NOVA ET VETERA
from issue no. 04/05 - 2011

Cover

Introduction


We republish a fine article, The pact with the Serpent, by Massimo Borghesi from February 2003, in the wake of events in the national and international sphere in which one is struck not only by the perversity of the actions, but also by what seems almost the over-exceeding of human freedom and the odious link made with the Christian religion


by Lorenzo Cappelletti


We republish a fine article, The pact with the Serpent, by Massimo Borghesi from February 2003, in the wake of events in the national and international sphere in which one is struck not only by the perversity of the actions, but also by what seems almost the over-exceeding of human freedom and the odious link made with the Christian religion. As the Church’s ancient and recent history teaches, what has always produced hatred of the Christian faith, within and without the Church, has been an anguish and a frenzy nourished by religious symbols and beliefs.

What comes to mind here is one of the last private discussions that Don Giussani had with Pope John Paul II in the early ‘nineties, which he himself recounted as follows: the Pope told him that agnosticism, summarized in the formula “God, even if He exists, has nothing to do with life”, was the greatest danger to the faith – a notion that Don Giussani had himself lectured on several times. Giussani responded with the freedom of the sons of God (which is one of the humanly most fascinating expressions of the faith): “No, Your Holiness, not agnosticism, but Gnosticism is the danger for the Christian faith!”.

A couple of decades later we can now see how provident that shift of Don Giussani was. A shift that can also be documented by the interview, given in April 1992, in which Don Giussani speaks of the persecution against those “who act within the simplicity of the Tradition”. To the interviewer’s question: “A real persecution?”, Don Giussani replied, “Just so. The world’s wrath doesn’t arise today at the word Church, it also stays quiet at the idea that someone should define himself Catholic, or at the person of the Pope viewed as a moral authority. Indeed there is formal, even sincere, deference.
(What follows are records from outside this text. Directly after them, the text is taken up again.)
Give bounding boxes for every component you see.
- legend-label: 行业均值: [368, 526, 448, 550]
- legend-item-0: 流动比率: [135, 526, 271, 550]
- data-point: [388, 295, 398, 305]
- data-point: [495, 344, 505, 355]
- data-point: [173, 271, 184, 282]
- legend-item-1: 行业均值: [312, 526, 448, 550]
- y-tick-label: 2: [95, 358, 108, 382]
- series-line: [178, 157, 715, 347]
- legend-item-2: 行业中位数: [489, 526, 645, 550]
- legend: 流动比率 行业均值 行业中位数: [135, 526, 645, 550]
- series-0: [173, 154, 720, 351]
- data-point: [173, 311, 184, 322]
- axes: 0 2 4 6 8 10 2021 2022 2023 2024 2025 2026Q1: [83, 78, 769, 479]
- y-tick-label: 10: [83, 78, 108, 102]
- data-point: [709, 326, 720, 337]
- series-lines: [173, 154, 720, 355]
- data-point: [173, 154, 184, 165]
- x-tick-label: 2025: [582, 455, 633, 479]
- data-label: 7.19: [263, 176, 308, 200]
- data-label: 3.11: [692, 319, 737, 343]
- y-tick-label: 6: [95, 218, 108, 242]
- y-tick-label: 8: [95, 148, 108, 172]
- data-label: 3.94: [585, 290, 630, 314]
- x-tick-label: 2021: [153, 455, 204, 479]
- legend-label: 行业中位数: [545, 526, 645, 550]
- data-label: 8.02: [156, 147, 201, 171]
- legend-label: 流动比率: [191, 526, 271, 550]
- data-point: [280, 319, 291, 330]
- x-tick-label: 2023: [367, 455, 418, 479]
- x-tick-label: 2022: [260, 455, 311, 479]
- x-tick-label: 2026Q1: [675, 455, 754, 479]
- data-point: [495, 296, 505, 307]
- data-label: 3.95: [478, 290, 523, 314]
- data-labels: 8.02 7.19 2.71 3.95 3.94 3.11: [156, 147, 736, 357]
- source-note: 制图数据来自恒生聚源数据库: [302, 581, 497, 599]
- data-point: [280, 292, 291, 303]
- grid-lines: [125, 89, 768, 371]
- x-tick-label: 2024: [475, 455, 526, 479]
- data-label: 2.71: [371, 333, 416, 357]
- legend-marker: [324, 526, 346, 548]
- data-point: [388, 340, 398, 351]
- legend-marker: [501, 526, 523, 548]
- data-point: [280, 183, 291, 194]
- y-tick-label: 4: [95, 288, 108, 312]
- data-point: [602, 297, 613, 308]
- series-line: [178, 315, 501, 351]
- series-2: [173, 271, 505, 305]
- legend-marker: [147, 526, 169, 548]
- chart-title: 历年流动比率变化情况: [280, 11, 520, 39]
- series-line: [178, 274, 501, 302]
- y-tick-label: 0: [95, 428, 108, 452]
The hatred is unleashed – barely contained, but soon it will overflow – on those Catholics who take a stance as such, Catholics who act within the simplicity of Tradition” (Luigi Giussani, Un avvenimento di vita, cioè una storia [An event of life: that is, a story], introduction by Cardinal Joseph Ratzinger, published by Edit - Il Sabato, Roma 1993, p. 104).

In one of his last works before being elected successor of Peter (Truth and Tolerance, Christian Belief and World Religions a revised collection published in 2004 of his earlier articles on the subject), in the newly added linking pages, Joseph Ratzinger noted: “Evil is not in fact – as Hegel claimed, and Goethe wants to show us in Faust– a part of the whole which we need, but rather the destruction of Being. It cannot be represented, as Mephistopheles does in Faust with the words: ‘I am part of that force that continually wills evil and continually creates good’”.

Despite being very learned and rich in quotations, Borghesi’s article can be read in one go. In fact it has a very simple structure, underlined by brief headings to the paragraphs that show first of all the growth of the beguilement of evil in the contemporary age, something increasingly perceived as the energy that liberates mankind; then its Promethean opposition to the good and merciful God; and finally, its being conceived not in opposition to but as a principle internal to God himself, exactly in line with the most subtle and perverse Gnostic tales.